Specifically, students should be able to:

  • Understand and design the main phases of the key research approaches, including program evaluations, single subject designs, experiments, quasi-experiments, and qualitative projects;
  • Accommodate the considerations and complications of these approaches, such as sampling biases, spurious variables, common method variance, suppressors, non-recursive relationships, confounds, consequential validity, asymmetric transfer, mediators, moderators, stakeholder needs, economic evaluation, family wise errors, power, autocorrelation, and nonlinear dynamics;
  • Apply multivariate statistics techniques to address some of these complications, such as ANCOVA, discriminant function analysis, logistic regression analysis, multiple regression analysis, canonical correlation, and factor analysis;
  • Recognize the fundamental principles of more advanced concepts, which can then be explored through additional reading, including HLM, grounded theory, survival analyses, meta-analyses, catastrophe theory, signal detection theory, ARIMA, interim designs, Bayesian theory, and structural equation modelling;
  • Develop creative and insightful methods to maximise the utility of research; and
  • Justify and report the procedures and techniques that were utilised.

Assessment

The assessment will comprise two components: a journal (60%) and a multiple-choice examination (40%).

Statistics journal
During weeks 2 to 9, students will work in groups to apply statistical technique to some hypothetical data. The technique will be implemented to resolve a specific methodological issue.

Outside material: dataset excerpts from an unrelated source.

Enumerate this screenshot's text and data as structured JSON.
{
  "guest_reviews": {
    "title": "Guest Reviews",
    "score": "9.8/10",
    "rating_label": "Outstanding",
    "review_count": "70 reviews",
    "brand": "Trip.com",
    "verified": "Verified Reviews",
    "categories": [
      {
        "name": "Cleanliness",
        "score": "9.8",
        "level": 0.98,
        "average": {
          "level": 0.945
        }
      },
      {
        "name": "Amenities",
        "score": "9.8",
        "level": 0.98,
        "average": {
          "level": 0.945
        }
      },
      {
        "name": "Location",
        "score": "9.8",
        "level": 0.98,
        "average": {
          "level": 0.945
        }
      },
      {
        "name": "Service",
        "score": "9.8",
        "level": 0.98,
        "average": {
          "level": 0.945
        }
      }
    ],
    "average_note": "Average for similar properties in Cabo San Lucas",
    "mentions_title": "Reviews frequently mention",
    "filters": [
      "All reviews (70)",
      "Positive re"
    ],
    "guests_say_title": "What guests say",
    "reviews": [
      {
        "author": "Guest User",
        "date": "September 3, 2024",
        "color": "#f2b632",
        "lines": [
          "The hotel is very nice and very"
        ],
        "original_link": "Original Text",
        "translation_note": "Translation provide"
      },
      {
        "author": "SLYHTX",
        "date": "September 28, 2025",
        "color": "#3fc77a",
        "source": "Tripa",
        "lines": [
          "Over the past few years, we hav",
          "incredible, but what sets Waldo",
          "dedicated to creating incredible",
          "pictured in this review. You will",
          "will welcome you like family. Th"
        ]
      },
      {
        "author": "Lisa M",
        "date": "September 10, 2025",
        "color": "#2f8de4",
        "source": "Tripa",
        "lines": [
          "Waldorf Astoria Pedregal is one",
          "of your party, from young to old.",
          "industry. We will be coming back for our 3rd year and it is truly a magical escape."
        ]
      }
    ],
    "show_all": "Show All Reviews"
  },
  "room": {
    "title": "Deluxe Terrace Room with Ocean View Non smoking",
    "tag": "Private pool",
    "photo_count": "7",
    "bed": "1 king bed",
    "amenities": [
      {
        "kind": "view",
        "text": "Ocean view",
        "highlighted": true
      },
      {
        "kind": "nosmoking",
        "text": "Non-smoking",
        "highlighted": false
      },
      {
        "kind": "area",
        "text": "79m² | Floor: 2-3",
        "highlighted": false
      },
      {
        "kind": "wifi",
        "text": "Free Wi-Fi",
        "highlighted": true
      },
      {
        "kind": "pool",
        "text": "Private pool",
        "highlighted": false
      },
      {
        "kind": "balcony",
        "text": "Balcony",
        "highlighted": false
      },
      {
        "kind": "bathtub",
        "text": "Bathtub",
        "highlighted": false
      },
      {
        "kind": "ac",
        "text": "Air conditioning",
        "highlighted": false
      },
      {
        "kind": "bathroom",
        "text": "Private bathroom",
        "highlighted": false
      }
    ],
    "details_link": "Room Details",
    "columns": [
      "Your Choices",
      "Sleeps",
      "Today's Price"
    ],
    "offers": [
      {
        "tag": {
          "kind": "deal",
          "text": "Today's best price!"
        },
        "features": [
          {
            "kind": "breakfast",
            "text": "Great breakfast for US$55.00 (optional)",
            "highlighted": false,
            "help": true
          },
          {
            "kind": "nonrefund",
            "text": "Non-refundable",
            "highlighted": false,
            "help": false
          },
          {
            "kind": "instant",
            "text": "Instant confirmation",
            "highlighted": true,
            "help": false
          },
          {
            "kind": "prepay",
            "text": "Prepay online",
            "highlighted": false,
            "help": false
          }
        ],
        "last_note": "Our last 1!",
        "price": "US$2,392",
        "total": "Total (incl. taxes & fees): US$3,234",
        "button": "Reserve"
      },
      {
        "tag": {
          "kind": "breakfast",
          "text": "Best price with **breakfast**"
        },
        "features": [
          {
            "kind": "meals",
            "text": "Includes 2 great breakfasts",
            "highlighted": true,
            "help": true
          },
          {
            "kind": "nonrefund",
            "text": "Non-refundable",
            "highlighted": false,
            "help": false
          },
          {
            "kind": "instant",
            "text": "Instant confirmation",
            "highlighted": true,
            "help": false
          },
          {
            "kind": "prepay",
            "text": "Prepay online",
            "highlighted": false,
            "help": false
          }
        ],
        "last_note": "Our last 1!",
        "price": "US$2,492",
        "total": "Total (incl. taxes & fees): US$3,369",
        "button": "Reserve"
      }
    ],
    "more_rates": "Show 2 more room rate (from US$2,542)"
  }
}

They should then maintain a journal, approximately one page each week, that:

Specifies the variables that were analysed as well as the methodological issue this technique was intended to redress;
Reports the results, in the style of a scientific journal; and
Discusses the conclusions and limitations of this procedure.

Multiple choice examination
Students will complete one multiple-choice examination. This examination will comprise 50 questions. A mock examination will be provided several weeks earlier to facilitate students. None of the questions will demand knowledge of the topics that are designated as advanced.